Kehadiran rombongan Pokjaluh Pati menjadi bentuk dukungan dan penyemangat bagi para peserta yang tengah berjuang mengharumkan nama Jawa Tengah, khususnya kafilah asal Kabupaten Pati.
Ketua Pokjaluh Kabupaten Pati, Muhammad Roni, mengatakan para penyuluh berkomitmen memberikan dukungan secara langsung dengan mendatangi sejumlah venue perlombaan. Terlebih, beberapa peserta yang tampil merupakan peserta asal Pati sekaligus binaan para penyuluh.
“Kalau melihat penampilannya, insyaallah kami yakin juara,” ujar Roni.
Menurutnya, dukungan diberikan tidak hanya di satu lokasi. Rombongan Pokjaluh Pati akan berpindah dari satu venue ke venue lainnya untuk memberikan semangat kepada para kafilah, terutama peserta yang berasal dari Pati.
Majelis 9 merupakan lokasi perlombaan cabang Syarhil Qur’an. Syarhil Qur’an adalah cabang musabaqah yang menampilkan kemampuan peserta dalam menyampaikan kandungan dan pesan Al-Qur’an melalui syarahan atau uraian yang memadukan unsur pemahaman ayat, dakwah, terjemah, serta penyampaian yang komunikatif dan menarik.

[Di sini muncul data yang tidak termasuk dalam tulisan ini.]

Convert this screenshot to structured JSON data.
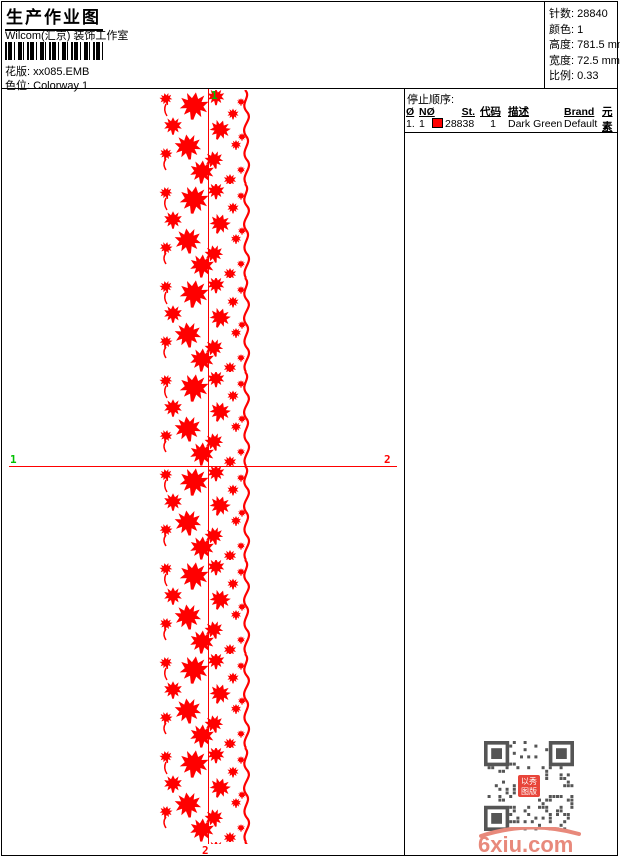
{
  "header": {
    "title": "生产作业图",
    "subtitle": "Wilcom(汇京) 装饰工作室",
    "pattern_label": "花版:",
    "pattern_value": "xx085.EMB",
    "colorway_label": "色位:",
    "colorway_value": "Colorway 1"
  },
  "stats": {
    "stitches_label": "针数:",
    "stitches_value": "28840",
    "colors_label": "颜色:",
    "colors_value": "1",
    "height_label": "高度:",
    "height_value": "781.5 mm",
    "width_label": "宽度:",
    "width_value": "72.5 mm",
    "scale_label": "比例:",
    "scale_value": "0.33"
  },
  "stop_table": {
    "title": "停止顺序:",
    "columns": [
      "Ø",
      "NØ",
      "St.",
      "代码",
      "描述",
      "Brand",
      "元素"
    ],
    "row": {
      "seq": "1.",
      "needle": "1",
      "swatch_color": "#ff0000",
      "stitches": "28838",
      "code": "1",
      "description": "Dark Green",
      "brand": "Default",
      "element": ""
    }
  },
  "design": {
    "thread_color": "#ff0000",
    "start_marker": "1",
    "end_marker": "2",
    "marker_start_color": "#00c000",
    "marker_end_color": "#ff0000"
  },
  "watermark": {
    "site": "6xiu.com",
    "seal_line1": "以秀",
    "seal_line2": "图版",
    "logo_color": "#e8897b"
  }
}
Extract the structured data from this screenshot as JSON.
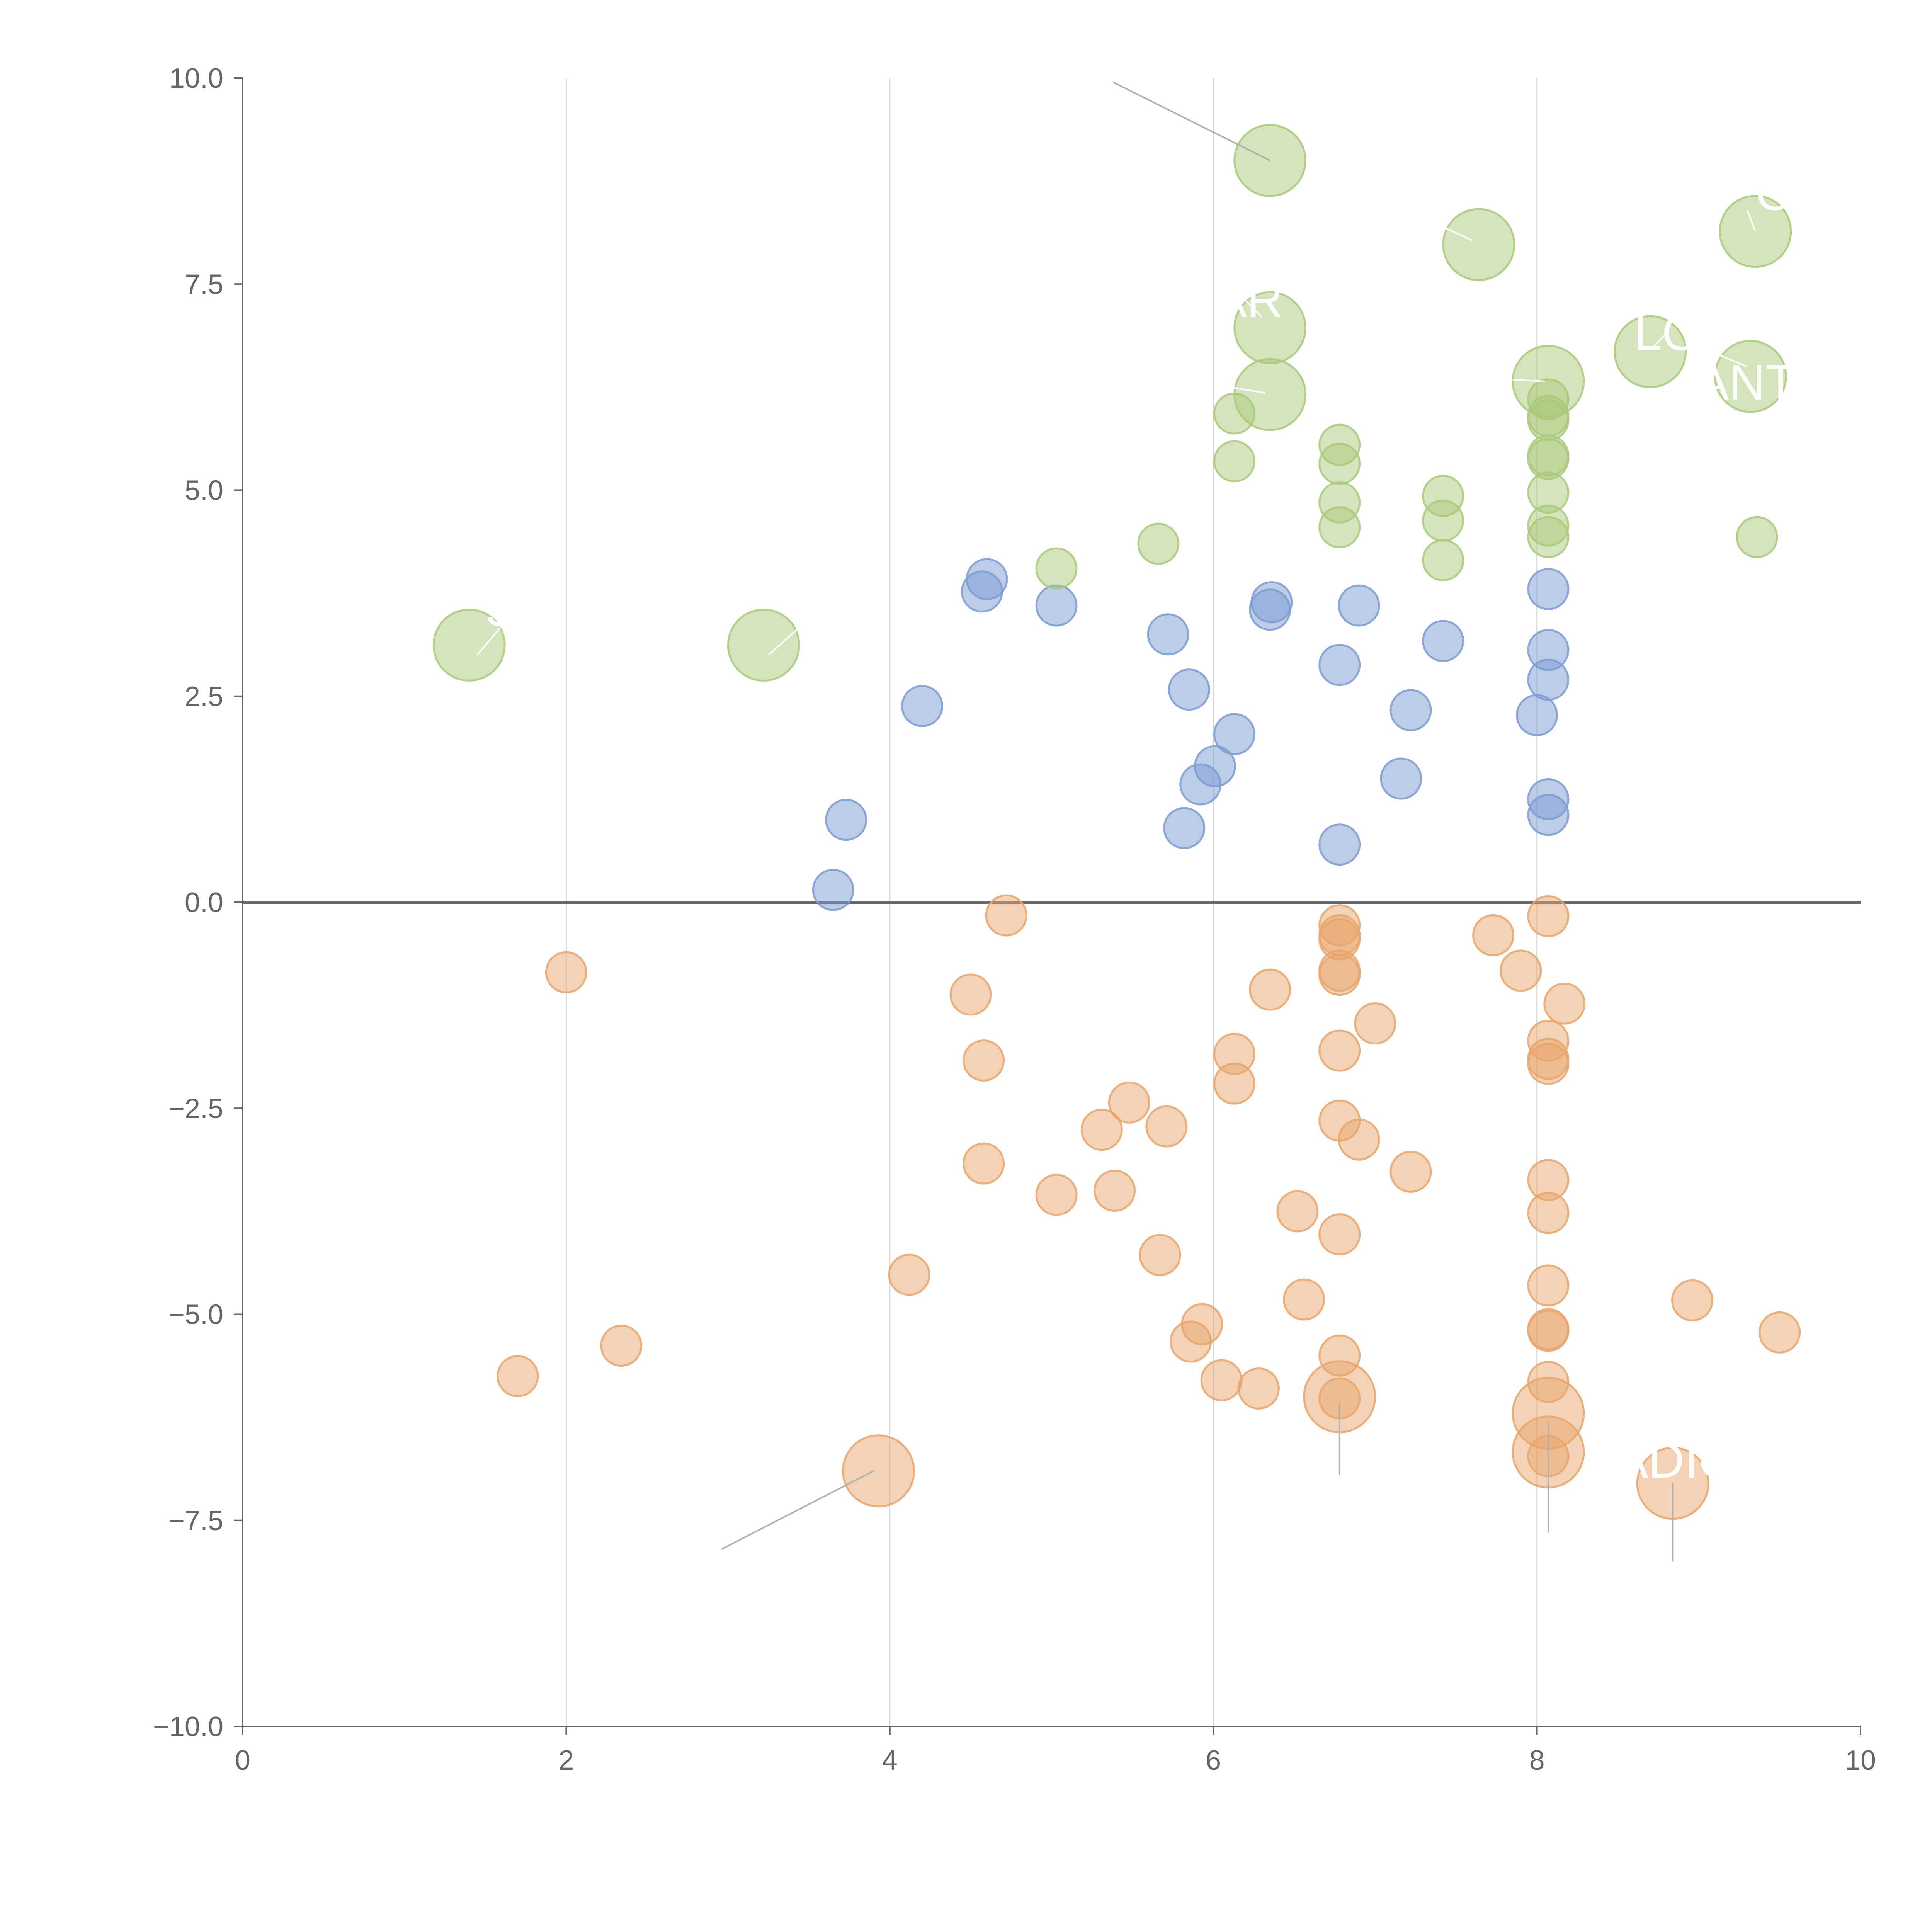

Kehadiran para penyuluh di tengah perlombaan menjadi bagian dari dukungan moral bagi para peserta. Sorak semangat dan kehadiran pembina di lokasi diharapkan semakin menumbuhkan kepercayaan diri kafilah untuk tampil maksimal dan memberikan prestasi terbaik bagi Jawa Tengah.
MTQ Nasional XXXI Tahun 2026 tidak hanya menjadi ajang kompetisi, tetapi juga momentum memperkuat kecintaan masyarakat terhadap Al-Qur’an. Dukungan dari berbagai elemen masyarakat menjadi energi bersama bagi para kafilah dalam mengukir prestasi di tingkat nasional.